2°- Les Berbères, qui constituent la masse principale des populations Nord-africaines, doivent être rattachés aux races européennes et non pas aux races asiatiques ;

3°- Les Romains ont complètement assimilé à leur culture, leurs cousins Berbères, dont ils ont fait des latins authentiques et à qui ils ont procuré une prospérité que « l’Africa » n’a plus jamais retrouvée depuis ;

4°- L’Islam n’a triomphé au Maghreb que par l’emploi de la contrainte, et il n’y a été en définitive qu’un « facteur de morts » ;

5°- En conclusion : «  Les Berbères doivent redevenir européen, mais leur assimilation, réalisable en dix ans ( !), n’est possible que si l’on contient sévèrement l’Islam dans ses limites ».
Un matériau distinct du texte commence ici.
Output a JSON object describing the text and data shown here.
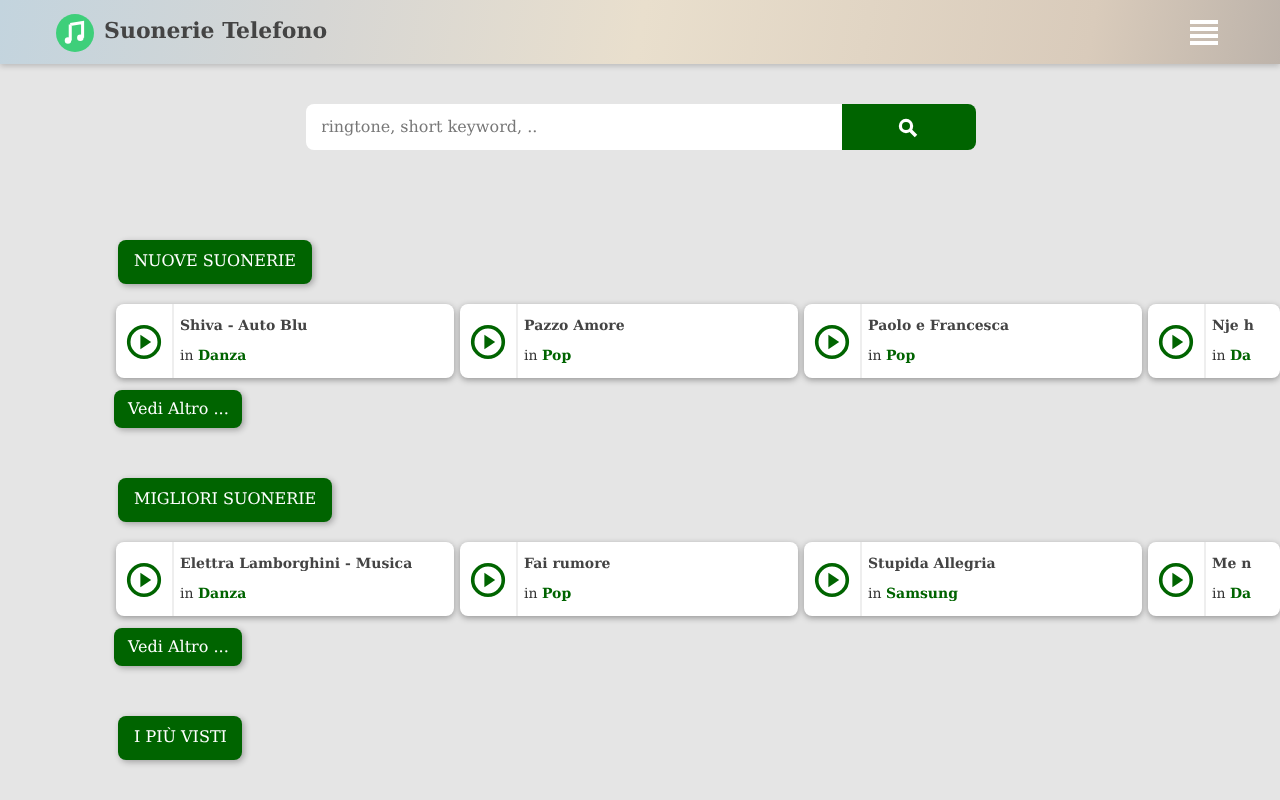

Kessous en relevant le contenu des propos de Lahmek, affirme qu’à sa dernière rencontre avec lui, il tenait des propos tout à fait opposés à ses théories qu’il entretenait précédemment. Il en demeure que cet écrit de l’auteur de La Vérité sur le malaise Algérie, en1935, montre toute la richesse des débats politiques et culturels que menaient les militants de la FEMA-UDMA, marxistes ou libéraux soient-ils, sur le front démocratique dans les lourdes et graves situations de colonisation.

Mohamed-Karim Assouane, universitaire.